Chile zwycięża z Urugwajem w atmosferze skandalu [WIDEO]

2015-06-25 03:56:31; Aktualizacja: 9 lat temu
Chile zwycięża z Urugwajem w atmosferze skandalu [WIDEO] Fot. Transfery.info
Norbert Bożejewicz
Norbert Bożejewicz Źródło: Transfery.info

Chile w pierwszym ćwierćfinale Copa América pokonało Urugwaj 1:0. Spory udział w zwycięstwie gospodarzy turnieju miał sędzia, który w drugiej połowie wyrzucił z boiska Edinson Cavaniego.

Mecze grupowe Copa América nas nie rozpieszczały. Nie zobaczyliśmy zbyt dużo ciekawych spotkań oraz pięknych bramek. Miało to ulec zmianie od początku fazy pucharowej, a tą otworzyło spotkanie Chile z Urugwajem. W historii starć tych drużyn na turnieju o miano najlepszej ekipy Ameryki Południowej zdecydowanie lepiej wypadali popularni „Charrúas”, którzy wygrali aż 18 z 28 rozegranych meczów.

Podopieczni Óscara Tabáreza w pierwszych minutach chcieli zaskoczyć defensywę „La Roja”, ale dość szybko zostali zepchnięci do defensywy przez piłkarzy Jorge Sampaoliego, którzy do przerwy zyskali sobie dużą przewagę nad swoim przeciwnikiem, za sprawą dobrze rozrzucającego grę Jorge Valdivii.

Od początku drugiej połowy lepiej zaczęli się prezentować „Charrúas”, którzy w 54. minucie meczu powinni wyjść na prowadzenie. Dobrej okazji nie wykorzystał jednak Diego Rolan.

Kilka chwil później sytuacja Urugwajczyków w tym spotkaniu mocno się skomplikowała, ponieważ drugą głupią żółtą kartkę ujrzał Edinson Cavani, który dał się sprowokować Gonzalo Jarze i w ten sposób osłabił swój zespół. Jak widać po poniższych nagraniach zdecydowanie bardziej na napomnienie zasłużył piłkarz 1. FSV Mainz niż PSG.

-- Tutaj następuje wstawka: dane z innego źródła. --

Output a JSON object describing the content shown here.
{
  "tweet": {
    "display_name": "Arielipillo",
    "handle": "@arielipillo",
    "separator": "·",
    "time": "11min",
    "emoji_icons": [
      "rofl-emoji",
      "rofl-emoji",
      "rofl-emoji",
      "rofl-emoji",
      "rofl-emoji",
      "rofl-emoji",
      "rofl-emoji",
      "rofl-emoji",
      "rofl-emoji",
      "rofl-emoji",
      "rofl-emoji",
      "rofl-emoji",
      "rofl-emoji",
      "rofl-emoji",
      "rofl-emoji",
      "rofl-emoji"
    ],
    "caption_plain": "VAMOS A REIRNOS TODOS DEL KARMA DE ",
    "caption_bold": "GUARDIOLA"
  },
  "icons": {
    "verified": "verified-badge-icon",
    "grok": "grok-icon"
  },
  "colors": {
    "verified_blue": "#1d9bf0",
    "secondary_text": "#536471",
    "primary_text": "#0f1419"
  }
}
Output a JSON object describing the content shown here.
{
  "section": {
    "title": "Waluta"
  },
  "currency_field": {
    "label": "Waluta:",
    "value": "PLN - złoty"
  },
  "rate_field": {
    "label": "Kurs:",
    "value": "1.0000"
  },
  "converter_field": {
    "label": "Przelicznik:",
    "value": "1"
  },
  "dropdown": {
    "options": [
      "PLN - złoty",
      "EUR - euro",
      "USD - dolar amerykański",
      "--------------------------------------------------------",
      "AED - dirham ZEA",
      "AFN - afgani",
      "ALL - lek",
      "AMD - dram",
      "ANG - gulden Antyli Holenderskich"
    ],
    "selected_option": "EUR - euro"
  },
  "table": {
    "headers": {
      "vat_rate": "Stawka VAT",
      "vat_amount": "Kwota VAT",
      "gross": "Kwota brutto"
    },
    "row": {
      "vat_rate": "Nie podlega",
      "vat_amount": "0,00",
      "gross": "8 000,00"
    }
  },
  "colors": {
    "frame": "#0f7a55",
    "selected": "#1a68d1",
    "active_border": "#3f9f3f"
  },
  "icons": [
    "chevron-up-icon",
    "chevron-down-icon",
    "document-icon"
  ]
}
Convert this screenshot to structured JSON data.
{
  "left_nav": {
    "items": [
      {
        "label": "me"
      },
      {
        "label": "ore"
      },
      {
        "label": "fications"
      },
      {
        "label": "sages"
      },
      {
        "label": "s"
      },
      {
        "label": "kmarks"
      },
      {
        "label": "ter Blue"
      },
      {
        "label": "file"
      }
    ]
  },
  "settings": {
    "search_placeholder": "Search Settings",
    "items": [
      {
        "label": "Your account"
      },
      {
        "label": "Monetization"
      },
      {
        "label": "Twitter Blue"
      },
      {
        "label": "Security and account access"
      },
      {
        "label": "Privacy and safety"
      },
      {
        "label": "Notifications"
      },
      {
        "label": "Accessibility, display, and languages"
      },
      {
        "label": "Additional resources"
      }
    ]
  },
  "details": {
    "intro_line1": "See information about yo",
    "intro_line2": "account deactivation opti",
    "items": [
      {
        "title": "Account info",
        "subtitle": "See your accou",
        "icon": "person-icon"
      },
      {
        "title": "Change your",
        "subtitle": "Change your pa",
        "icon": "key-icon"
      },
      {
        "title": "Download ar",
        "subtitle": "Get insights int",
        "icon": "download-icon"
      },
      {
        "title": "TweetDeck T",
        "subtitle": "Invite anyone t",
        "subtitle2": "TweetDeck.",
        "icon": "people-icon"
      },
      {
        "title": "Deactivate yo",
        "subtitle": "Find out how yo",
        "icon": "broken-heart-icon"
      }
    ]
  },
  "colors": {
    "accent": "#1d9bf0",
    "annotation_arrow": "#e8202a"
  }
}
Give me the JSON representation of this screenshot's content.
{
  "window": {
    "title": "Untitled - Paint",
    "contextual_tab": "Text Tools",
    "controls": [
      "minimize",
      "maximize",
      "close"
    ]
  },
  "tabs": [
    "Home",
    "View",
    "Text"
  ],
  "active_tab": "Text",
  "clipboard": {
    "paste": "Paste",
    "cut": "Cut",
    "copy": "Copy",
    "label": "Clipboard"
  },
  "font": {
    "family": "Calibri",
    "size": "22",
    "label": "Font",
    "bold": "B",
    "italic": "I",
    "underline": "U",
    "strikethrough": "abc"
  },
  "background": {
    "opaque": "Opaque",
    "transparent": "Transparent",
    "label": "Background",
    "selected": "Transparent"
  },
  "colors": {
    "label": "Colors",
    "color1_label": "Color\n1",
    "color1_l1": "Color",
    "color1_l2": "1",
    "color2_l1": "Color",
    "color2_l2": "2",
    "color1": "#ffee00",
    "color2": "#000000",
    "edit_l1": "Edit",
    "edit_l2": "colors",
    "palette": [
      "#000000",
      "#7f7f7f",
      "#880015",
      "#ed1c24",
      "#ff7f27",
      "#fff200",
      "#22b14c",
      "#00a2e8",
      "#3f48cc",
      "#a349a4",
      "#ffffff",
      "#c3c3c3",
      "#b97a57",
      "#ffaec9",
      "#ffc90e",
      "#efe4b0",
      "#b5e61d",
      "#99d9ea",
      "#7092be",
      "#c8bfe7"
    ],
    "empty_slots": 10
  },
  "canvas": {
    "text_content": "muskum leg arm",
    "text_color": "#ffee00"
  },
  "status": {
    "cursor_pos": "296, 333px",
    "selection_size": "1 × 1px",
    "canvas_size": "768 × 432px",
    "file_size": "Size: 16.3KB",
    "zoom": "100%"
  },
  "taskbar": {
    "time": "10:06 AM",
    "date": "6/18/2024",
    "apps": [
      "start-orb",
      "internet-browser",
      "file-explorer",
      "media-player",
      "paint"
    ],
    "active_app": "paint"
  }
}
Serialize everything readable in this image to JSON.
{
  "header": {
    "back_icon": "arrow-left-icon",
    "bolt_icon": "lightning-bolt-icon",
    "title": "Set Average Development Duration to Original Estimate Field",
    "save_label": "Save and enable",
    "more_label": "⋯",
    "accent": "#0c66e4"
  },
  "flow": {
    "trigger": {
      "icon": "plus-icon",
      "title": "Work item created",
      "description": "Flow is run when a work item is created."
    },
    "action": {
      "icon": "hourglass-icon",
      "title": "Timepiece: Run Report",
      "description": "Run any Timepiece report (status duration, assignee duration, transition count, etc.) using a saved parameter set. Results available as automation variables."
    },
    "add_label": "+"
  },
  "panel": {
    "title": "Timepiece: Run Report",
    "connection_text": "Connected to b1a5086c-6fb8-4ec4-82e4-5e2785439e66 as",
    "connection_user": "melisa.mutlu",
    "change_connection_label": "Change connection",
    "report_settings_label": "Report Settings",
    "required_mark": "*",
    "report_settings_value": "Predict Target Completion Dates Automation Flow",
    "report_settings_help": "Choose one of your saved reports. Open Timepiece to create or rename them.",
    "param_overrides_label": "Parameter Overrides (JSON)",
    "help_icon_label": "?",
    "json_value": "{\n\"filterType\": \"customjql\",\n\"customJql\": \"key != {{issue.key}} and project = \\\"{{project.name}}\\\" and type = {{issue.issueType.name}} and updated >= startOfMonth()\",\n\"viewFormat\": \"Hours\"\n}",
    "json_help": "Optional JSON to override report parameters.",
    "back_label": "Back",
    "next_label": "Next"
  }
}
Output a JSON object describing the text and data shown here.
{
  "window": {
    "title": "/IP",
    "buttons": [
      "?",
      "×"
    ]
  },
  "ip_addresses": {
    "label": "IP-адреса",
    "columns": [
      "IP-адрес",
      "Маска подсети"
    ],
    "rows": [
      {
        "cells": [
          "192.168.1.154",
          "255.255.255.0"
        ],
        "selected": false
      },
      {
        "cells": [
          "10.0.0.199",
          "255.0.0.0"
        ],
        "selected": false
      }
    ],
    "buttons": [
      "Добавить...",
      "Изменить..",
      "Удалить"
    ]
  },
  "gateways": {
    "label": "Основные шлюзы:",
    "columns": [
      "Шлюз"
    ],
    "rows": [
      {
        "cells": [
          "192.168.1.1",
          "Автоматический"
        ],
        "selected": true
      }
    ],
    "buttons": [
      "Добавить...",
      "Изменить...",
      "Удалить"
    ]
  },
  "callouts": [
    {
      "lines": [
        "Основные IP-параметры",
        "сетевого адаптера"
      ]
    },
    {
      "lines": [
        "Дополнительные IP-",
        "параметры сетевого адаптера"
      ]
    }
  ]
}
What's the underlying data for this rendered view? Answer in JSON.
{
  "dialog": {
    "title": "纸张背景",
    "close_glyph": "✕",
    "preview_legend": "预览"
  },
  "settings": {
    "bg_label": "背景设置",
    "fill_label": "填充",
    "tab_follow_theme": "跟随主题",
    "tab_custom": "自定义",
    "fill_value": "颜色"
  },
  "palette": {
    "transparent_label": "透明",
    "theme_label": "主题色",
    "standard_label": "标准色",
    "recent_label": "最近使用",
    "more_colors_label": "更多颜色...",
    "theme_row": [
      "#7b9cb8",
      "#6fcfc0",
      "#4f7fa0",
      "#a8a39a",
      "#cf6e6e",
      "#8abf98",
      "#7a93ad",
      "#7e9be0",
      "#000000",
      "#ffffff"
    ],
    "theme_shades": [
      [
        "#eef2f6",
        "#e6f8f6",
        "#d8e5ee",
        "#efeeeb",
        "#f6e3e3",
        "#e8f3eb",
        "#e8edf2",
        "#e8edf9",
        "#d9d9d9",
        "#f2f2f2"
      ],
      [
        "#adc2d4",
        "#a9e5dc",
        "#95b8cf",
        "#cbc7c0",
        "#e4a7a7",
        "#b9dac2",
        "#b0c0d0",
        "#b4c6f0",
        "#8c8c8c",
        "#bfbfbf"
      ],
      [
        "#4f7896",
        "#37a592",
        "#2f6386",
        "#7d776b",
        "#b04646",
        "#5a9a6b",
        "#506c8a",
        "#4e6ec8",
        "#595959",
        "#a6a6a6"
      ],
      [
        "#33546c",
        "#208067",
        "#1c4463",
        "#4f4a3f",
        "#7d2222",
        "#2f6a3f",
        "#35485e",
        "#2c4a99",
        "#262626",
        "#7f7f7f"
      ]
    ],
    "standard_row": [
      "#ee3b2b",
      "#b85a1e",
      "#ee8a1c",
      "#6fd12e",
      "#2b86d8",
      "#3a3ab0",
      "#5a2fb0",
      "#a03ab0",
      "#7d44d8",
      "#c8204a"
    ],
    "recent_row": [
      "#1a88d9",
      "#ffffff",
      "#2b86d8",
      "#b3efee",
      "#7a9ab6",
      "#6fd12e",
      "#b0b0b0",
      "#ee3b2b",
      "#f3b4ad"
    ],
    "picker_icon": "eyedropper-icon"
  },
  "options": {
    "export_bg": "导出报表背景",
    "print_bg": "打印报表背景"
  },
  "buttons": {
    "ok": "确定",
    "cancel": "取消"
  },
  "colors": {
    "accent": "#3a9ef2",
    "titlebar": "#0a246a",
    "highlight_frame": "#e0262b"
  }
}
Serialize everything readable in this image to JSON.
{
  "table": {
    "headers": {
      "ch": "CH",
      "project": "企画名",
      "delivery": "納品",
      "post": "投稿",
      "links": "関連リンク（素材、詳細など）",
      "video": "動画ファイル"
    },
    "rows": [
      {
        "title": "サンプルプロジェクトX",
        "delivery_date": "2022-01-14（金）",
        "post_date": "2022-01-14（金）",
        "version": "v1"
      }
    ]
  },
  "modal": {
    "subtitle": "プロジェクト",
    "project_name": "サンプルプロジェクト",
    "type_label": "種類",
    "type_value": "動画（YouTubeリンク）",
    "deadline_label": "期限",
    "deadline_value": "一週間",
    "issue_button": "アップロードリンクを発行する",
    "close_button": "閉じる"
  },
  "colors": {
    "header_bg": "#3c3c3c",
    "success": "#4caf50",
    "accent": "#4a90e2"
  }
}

Stało się jednak inaczej i to Chilijczycy w ten sposób zyskali sobie przewagę jednego zawodnika na boisku, którą wykorzystali na 10. minut przed końcem spotkania, kiedy to wyszli na prowadzenie po uderzeniu Mauricio Isli.

Podopieczni Óscara Tabáreza po stracie gola już niewiele piłkarskiego kunsztu prezentowali na boisku i bardziej skupili się na bezpardonowym zatrzymywaniu zawodników Jorge Sampaoliego. Po jednym z takich zagrań drugą żółtą kartkę zobaczył Jorge Fucile. Po faulu tego piłkarza na placu gry wybuchło nie małe zamieszanie, które arbitrzy opanowali dopiero po kilku minutach.

W doliczonym czasie gry Urugwajczycy rzucili się do rozpaczliwych ataków, ale nic im to nie dało. Chile zasłużenie wygrało to spotkanie, mimo pochopnej decyzji podjętej przez sędziego o wyrzuceniu Cavaniego z boiska. Teraz „La Roja” w półfinale Copa América zmierzy się z Peru lub Boliwią.